L'AUTRE CHAISE D'IVOIRE
Les scribes, les docteurs, les prêtres en grand nombre,
Entourent, précédés d'un lévite crieur,
Dans la cour du prétoire un porche extérieur
Qui sous son dôme abrite une chaise d'ivoire.
Cette chaise a l'aspect farouche de la gloire;
Et l'on y sent le droit que donne au conquérant
Le peuple qu'on massacre et la ville qu'on prend.
A cette chaise monte un escalier de bronze.
Ils sont tous là, les Cent, les Dix-Neuf et les Onze.
Derrière eux, et tombant parfois sur le genou,
Vient Jésus qu'un soldat traîne par un licou
Comme un muletier tire une bête de somme.
L'avertisseur public, un avocat de Rome,
Le vieux Némurion Plancus, grammairien
De la loi, que plus tard fit changer Adrien,
Parle et dit ce qu'il faut qu'on évite ou qu'on suive :
Un homme est arrêté par les juifs; la loi juive
Le condamne; les juifs peuvent le lapider;
C'est leur droit; cela dit, qu'ont-ils à demander?
La lapidation leur paraît trop rapide;
Ils veulent qu'on le cloue et non qu'on le lapide;
Ils viennent supplier qu'on mène l'homme en croix.
Or ceci touche Rome, et César, et ses droits.
Doit-on crucifier l'homme? voilà l'affaire.
D'où vient que pour ce juif le sanhédrin préfère
A leur supplice hébreu le supplice romain?
Est-il rebelle? est-il voleur de grand chemin?
Cela n'est point prouvé par les juifs : c'est leur culte
Qui semble avoir souffert de l'homme quelque insulte;
Or jamais un dieu juif ne recevra d'affront
Dont César sentira la rougeur à son front.
Un blasphémateur juif est-il un parricide?
Ce sanhédrin le dit; que le préteur décide.
Ces peuples, après tout, respectent le tribun;
S'ils tiennent à la mort honteuse de quelqu'un,
César clément leur peut accorder cette grâce.
Pendant que Plancus parle, un murmure s'amasse
Dans l'auditoire plein de gestes et de voix;
Tous les prêtres hagards éclatent à la fois :
- Préteur! c'est ton devoir de crucifier l'homme!
Il s'est dit Roi des Juifs; il est rebelle à Rome;
Notre dogme est ici d'accord avec ta loi;
Et c'est nier César que de s'affirmer roi.
Un licteur sous le porche écoute sans colère.
Derrière le licteur est l'homme consulaire,
Ponce Pilate, assis, distrait, calme, indolent.
Son pied chaussé de pourpre est sur du marbre blanc;
Ce marbre, qui l'exhausse au fond de la coupole,
Pour les romains l'honore et pour les juifs l'isole;
Et nul autre que lui ne touche du talon
Cette dalle que fit placer là Corbulon,
Proconsul en l'an deux du consulat d'Octave.
Pilate, ancien préfet dans le pays batave,
Fut si fidèle au temps de la rébellion
Qu'Auguste lui donna sa villa de Lyon.
Il est procurateur, lieutenant consulaire.

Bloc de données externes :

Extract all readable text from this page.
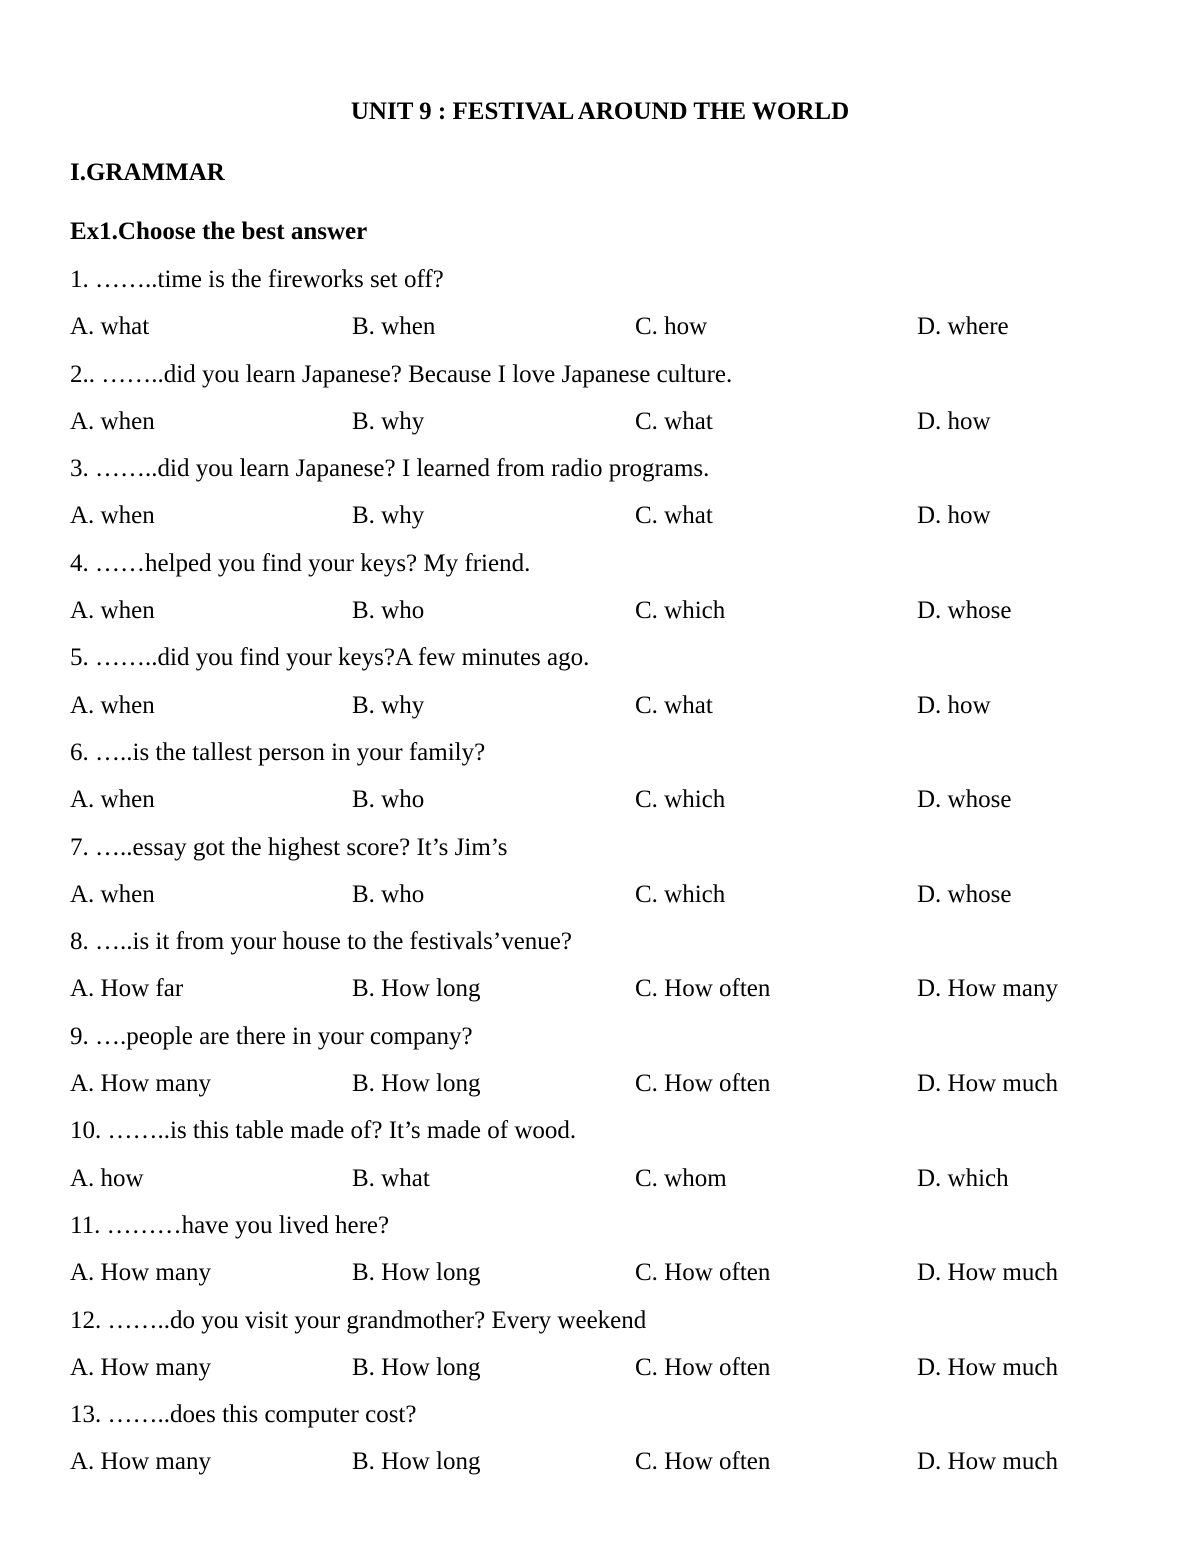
UNIT 9 : FESTIVAL AROUND THE WORLD
I.GRAMMAR
Ex1.Choose the best answer
1. ……..time is the fireworks set off?
A. what	B. when	C. how	D. where
2.. ……..did you learn Japanese? Because I love Japanese culture.
A. when	B. why	C. what	D. how
3. ……..did you learn Japanese? I learned from radio programs.
A. when	B. why	C. what	D. how
4. ……helped you find your keys? My friend.
A. when	B. who	C. which	D. whose
5. ……..did you find your keys?A few minutes ago.
A. when	B. why	C. what	D. how
6. …..is the tallest person in your family?
A. when	B. who	C. which	D. whose
7. …..essay got the highest score? It’s Jim’s
A. when	B. who	C. which	D. whose
8. …..is it from your house to the festivals’venue?
A. How far	B. How long	C. How often	D. How many
9. ….people are there in your company?
A. How many	B. How long	C. How often	D. How much
10. ……..is this table made of? It’s made of wood.
A. how	B. what	C. whom	D. which
11. ………have you lived here?
A. How many	B. How long	C. How often	D. How much
12. ……..do you visit your grandmother? Every weekend
A. How many	B. How long	C. How often	D. How much
13. ……..does this computer cost?
A. How many	B. How long	C. How often	D. How much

Le port de Tyr lui paie un talent par galère;
Il possède à Cythère en Grèce, un revenu
Que lui doivent, le droit de César retenu,
Les chercheurs de corail et les pêcheurs d'éponges.
Sa femme Procula sait le secret des songes.
C'est un homme d'esprit prudent, d'âge moyen.
Le peuple juif méprise en tremblant ce payen.
Pilate autour du front porte trois bandelettes
Dont une est écarlate et deux sont violettes;
Sa laticlave blanche à bandes rouges pend
Sur un nain familier entre ses pieds rampant;
Dans son ombre un greffier écrit sur une table;
Quand on parle trop haut, le licteur redoutable
Fait un signe, le bruit des voix contrariant
Le préteur assoupi comme un roi d'orient.
Et, sculptée au dossier de sa chaise curule,
Pendant que de ces coeurs, où tant de haine brûle,
Sort le gibet infâme entrevu vaguement,
Au-dessus des avis, des voix, du jugement,
Au-dessus de ce tas de scribes et de prêtres,
Sur tous ces noirs complots, sur tous ces regards traîtres,
Sur tous ces vils orgueils, l'âpre louve d'airain
Dresse son bâillement sinistre et souverain.